TGIF

Fall                                                                     New (Samhain) Moon

Rain washing away the drought, ushering in cooler, more fall like weather.  Gray skies and a general chill in the air.  Familiar to anyone from a temperate latitude.  I like it.

Busy day today.  Up early and out in the garden in the cool before dawn, working with my hands spreading fertilizer, raking it in to the top couple of inches of soil.  Back inside to write my 2nd essay for ModPo, this on a William Carlos Williams poem, identifying its imagist qualities.  After that, a nap.

Greg and I took my creaky Latin back onto the track.  I pumped the handle hard, but the little car moved pretty slow.  We set some goals per two week period, 60 verses per through next May.  If I can go faster, I will.

Immediately after Latin over to Kyoto Sushi, an all you can eat Japanese restaurant in Maple Grove just off Weaver Lake Road.  Bill and I had lunch and he passed some bio-till to me along with some reading material.  As old guys sometimes do, we also discussed hearing aids.

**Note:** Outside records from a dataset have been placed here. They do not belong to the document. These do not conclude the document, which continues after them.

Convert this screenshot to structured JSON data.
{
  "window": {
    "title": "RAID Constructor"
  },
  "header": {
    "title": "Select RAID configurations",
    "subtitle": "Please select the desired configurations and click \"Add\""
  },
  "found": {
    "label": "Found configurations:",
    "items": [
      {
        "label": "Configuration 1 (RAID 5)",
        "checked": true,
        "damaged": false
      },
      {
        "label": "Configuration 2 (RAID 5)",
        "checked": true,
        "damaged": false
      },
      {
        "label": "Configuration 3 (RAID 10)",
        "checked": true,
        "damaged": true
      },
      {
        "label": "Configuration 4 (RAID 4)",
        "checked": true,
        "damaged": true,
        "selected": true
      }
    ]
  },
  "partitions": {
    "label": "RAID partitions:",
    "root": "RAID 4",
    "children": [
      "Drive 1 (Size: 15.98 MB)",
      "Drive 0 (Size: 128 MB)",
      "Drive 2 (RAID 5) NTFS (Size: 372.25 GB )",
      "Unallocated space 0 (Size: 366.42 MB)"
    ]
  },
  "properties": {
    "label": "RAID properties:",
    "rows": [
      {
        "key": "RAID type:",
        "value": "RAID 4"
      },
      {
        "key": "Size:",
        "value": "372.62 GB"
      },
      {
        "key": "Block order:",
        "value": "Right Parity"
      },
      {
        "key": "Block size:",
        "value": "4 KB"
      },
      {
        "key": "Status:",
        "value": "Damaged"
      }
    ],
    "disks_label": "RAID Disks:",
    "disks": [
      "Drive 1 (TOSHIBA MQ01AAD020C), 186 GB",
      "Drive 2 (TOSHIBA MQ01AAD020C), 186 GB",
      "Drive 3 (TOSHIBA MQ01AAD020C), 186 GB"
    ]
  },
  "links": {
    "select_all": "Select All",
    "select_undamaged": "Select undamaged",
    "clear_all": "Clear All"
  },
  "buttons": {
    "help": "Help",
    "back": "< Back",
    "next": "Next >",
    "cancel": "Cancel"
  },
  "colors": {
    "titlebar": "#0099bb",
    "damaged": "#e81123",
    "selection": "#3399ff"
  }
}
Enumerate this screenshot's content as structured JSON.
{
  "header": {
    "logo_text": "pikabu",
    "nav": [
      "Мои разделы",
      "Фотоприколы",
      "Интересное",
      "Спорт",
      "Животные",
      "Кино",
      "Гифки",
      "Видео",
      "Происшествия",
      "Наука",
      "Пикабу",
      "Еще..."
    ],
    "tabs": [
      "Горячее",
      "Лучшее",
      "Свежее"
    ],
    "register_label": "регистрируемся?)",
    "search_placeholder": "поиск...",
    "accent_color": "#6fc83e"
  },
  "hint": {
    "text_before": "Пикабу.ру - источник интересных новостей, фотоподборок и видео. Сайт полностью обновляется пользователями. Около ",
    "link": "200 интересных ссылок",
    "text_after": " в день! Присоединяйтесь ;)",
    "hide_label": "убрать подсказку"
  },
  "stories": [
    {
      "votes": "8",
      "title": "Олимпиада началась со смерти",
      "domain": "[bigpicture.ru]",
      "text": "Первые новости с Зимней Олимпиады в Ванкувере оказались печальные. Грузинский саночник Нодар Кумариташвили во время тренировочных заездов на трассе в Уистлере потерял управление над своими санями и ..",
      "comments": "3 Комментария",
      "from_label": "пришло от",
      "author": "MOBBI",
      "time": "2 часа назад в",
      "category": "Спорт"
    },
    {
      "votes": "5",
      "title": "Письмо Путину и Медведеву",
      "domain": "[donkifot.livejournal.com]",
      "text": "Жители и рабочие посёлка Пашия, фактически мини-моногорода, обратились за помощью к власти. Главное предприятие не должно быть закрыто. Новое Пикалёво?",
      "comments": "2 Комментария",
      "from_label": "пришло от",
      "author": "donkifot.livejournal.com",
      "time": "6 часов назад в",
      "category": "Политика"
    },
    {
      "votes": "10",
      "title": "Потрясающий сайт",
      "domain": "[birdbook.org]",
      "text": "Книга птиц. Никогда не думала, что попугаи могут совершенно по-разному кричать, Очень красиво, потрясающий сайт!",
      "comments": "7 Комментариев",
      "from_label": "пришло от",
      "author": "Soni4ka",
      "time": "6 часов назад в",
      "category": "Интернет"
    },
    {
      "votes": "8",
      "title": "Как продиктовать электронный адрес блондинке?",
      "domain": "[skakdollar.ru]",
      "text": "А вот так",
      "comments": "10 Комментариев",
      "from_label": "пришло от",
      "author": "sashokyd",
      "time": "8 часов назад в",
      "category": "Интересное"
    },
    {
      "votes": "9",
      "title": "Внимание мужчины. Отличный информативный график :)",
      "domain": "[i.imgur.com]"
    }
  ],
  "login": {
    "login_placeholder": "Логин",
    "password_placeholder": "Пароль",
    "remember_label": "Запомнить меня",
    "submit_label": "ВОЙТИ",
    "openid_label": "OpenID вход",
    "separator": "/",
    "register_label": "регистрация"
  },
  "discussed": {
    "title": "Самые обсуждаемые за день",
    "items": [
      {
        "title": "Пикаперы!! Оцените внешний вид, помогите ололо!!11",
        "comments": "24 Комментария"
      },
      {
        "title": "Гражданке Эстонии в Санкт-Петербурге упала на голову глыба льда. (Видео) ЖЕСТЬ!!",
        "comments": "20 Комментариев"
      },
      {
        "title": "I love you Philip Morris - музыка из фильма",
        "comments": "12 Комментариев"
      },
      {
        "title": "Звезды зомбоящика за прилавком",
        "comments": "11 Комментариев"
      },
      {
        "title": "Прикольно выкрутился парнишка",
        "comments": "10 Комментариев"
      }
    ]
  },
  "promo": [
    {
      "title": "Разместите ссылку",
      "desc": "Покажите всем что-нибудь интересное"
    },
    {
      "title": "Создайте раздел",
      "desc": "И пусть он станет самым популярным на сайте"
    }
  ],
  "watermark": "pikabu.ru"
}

Back home for a second nap.  Back up and two lectures on Emerson, Self-Reliance and Experience.  Emerson as a proto-Nietzsche and Baudelaire influence as well as a post-Kantian precursor to the modernist critiques of the early twentieth century.  Whew.  That confused me, too.  Basically, he emphasizes active personal experience, moving forward into the future, letting the past be the past and your self be its Self.

Workout.  OK. Time for TV.

The Universe At Work

Fall                                                                      New (Samhain) Moon

Lunch with Bill Schmidt.  Bill says “the universe works” and means in part by that that problems have solutions even if they’re not evident through the usual channels.  His working example is his own experience with a milking herd for which he was responsible.

The herd came down with pseudomonas.  As he said, bad news.  The Wisconsin state vet advised him to kill the herd and start over.  No, he thought to himself, someone out there knows the answer.  So he kept himself open to an answer as he worked the land in Door County.  It came through a soil tester who knew a guy who might know something.

Sure enough, this person had a solution that involved colostrum.  Mammals produce colostrum in late pregnancy.  It is a milk that contains antibodies to protect the infant animal against disease.  It saved his herd.

The larger lesson, Bill believes, is that we need to keep ourselves in a constant state of openness for answers, for new information, for ways of thinking that might seem strange, yet have real value.  He practices this in his daily life.

 

Broadcast News

Fall                                                             New (Samhain) Moon

Out this morning early, before the rains come, laying down broadcast in the remaining vegetable beds.  Now all but the leeks, raspberries, strawberries and herb spiral have fertilizer already at work, nourishing the soil critters and spreading into the upper soil layers.  Those remaining are still active beds and will remain so until a heavy frost.  Then, I’ll cut the raspberry canes to the ground, pull the leeks for potpies and Kate will finish the herb spiral.  The strawberry plants will die back and I’ll be able to get the fertilizer into the top soil.

Planting garlic will finish the gardening season.  We still have fertilizer to lay down in the orchard, more ambitious undertaking as I said earlier this week, but I’m sure we’ll get it done in the next few days.  After that the bulbs go in the ground and with the exception of closing up the bee hive, we’ll be set for winter.  Bring it on.